KeepNTouch has enabled housekeeping to communicate more effectively, which has increased efficiencies which impact patient care. Following the implementation of Oculys Performance and KeepNTouch, CKHA is now ranked 6th in the province for wait times for inpatient beds, rising 8 places from 14th prior to implementation.

“The Oculys housekeeping application on BlackBerry is helping our housekeeping staff to be more efficient and has streamlined their workflow. Our admitting department has a real-time notification that a bed is clean and ready for the next patient,” Padfield explained.
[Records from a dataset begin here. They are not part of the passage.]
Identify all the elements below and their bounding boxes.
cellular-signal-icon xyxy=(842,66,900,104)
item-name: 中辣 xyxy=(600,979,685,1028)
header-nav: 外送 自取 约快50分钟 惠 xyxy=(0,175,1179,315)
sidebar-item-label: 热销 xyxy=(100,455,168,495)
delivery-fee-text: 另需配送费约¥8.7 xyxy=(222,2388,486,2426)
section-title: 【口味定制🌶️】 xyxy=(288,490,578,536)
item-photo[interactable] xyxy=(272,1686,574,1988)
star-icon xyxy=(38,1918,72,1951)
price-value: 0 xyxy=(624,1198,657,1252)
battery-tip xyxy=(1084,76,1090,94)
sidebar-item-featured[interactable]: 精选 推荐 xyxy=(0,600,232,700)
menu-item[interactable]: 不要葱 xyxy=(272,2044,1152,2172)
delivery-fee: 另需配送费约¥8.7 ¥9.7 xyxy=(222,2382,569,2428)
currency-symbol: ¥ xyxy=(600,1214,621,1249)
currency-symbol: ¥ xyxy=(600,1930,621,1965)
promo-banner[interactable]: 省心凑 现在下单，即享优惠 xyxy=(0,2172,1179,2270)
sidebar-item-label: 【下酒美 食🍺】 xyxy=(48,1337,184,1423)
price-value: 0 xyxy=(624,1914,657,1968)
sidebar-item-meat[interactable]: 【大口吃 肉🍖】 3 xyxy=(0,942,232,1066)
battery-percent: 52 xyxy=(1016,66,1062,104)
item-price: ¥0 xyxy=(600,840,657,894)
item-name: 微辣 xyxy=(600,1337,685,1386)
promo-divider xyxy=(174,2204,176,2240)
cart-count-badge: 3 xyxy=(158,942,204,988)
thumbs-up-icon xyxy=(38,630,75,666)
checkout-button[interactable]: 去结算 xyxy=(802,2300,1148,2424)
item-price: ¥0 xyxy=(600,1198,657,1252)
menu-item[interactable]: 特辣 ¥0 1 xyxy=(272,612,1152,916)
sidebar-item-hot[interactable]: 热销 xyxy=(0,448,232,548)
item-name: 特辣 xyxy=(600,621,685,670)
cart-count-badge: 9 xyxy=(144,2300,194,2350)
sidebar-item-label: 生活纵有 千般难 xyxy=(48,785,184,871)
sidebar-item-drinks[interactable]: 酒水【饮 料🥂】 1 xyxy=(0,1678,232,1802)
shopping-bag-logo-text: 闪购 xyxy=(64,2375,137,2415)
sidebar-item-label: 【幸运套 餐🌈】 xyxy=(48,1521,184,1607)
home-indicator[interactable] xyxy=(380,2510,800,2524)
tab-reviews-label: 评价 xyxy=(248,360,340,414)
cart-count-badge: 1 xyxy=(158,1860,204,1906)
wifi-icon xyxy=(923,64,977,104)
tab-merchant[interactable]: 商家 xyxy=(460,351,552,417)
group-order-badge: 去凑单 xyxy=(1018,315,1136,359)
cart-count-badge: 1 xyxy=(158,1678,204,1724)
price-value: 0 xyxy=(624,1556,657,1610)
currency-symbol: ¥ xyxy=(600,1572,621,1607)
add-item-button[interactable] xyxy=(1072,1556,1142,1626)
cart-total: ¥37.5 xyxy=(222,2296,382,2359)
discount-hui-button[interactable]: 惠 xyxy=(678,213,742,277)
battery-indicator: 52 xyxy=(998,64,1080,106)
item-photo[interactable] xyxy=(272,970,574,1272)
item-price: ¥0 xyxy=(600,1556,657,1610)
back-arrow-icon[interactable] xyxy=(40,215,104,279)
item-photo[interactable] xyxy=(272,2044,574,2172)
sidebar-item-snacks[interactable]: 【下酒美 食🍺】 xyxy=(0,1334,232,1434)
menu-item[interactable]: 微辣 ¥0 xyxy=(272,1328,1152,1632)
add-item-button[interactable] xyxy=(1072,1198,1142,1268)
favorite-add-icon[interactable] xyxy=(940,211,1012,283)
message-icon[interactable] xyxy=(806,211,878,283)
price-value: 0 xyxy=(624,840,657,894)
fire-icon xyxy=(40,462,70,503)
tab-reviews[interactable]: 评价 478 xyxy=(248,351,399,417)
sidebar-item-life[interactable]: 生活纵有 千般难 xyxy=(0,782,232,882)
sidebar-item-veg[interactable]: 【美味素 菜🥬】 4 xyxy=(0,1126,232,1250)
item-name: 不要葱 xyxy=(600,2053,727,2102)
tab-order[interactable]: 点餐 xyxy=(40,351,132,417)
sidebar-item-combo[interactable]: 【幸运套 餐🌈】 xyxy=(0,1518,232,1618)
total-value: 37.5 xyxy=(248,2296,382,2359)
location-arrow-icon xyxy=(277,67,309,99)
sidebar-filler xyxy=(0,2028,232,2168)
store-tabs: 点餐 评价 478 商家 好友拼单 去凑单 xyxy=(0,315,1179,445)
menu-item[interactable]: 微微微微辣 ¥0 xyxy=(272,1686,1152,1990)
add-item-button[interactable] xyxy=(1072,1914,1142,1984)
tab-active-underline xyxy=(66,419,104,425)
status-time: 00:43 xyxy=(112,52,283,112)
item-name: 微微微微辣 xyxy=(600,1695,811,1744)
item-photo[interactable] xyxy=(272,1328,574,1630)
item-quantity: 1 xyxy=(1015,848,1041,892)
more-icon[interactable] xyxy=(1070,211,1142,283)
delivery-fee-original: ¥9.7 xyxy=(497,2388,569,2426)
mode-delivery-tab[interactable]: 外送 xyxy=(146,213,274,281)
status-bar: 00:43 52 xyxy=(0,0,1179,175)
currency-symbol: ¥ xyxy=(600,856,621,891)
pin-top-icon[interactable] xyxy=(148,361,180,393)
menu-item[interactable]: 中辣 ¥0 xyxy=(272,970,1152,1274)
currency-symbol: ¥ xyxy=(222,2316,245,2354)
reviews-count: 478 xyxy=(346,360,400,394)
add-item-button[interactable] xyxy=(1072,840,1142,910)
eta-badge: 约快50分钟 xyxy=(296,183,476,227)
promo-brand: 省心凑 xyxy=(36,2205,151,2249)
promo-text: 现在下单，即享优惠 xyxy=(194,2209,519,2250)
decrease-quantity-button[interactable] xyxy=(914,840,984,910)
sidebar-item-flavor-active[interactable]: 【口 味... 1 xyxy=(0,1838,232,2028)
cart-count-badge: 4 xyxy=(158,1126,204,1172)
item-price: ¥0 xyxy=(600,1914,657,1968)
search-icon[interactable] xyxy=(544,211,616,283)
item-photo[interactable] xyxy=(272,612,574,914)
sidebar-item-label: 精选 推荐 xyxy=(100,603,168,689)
Lessons Learned for other organizations

When examining the CKHA case, there are several lessons that can be applied to other organizations looking to implement a social media solution for supply chain management, especially in a healthcare environment or a service-supply organization (considering the availability of an inpatient bed to be a hospital service, rather than a good like, say, syringes).

  1. Set aside pre-conceptions and evaluate and understand workflows to influence meaningful change. Like it or not, there is a hierarchy in healthcare and housekeeping isn’t at the top. Approaches to improve wait times could have started with higher prestige positions like physicians, however, in evaluating their workflow, CKHA identified housekeeping as a critical part of the admissions workflow, and enabled them to communicate better with the admitting department.
  2. Social media for supply chain management should be grounded in data. Housekeeping was already using a communication tool to coordinate their own activities (BBM), however, it wasn’t connected to the real-time information available in Oculys. Oculys KeepNTouch integrated this data to streamline the workflow process.
  3. Leverage and improve on existing social media solutions. Oculys KeepNTouch could be installed on mobile devices, which allowed CKHA to leverage the Blackberrys that housekeeping already had, and improved upon their pre-existing communication solution.
  4. Look for “outages” or communication gaps. There was a gap between housekeeping and admitting that caused patients to wait longer for service. By implementing Oculys, CKHA was able to eliminate this gap.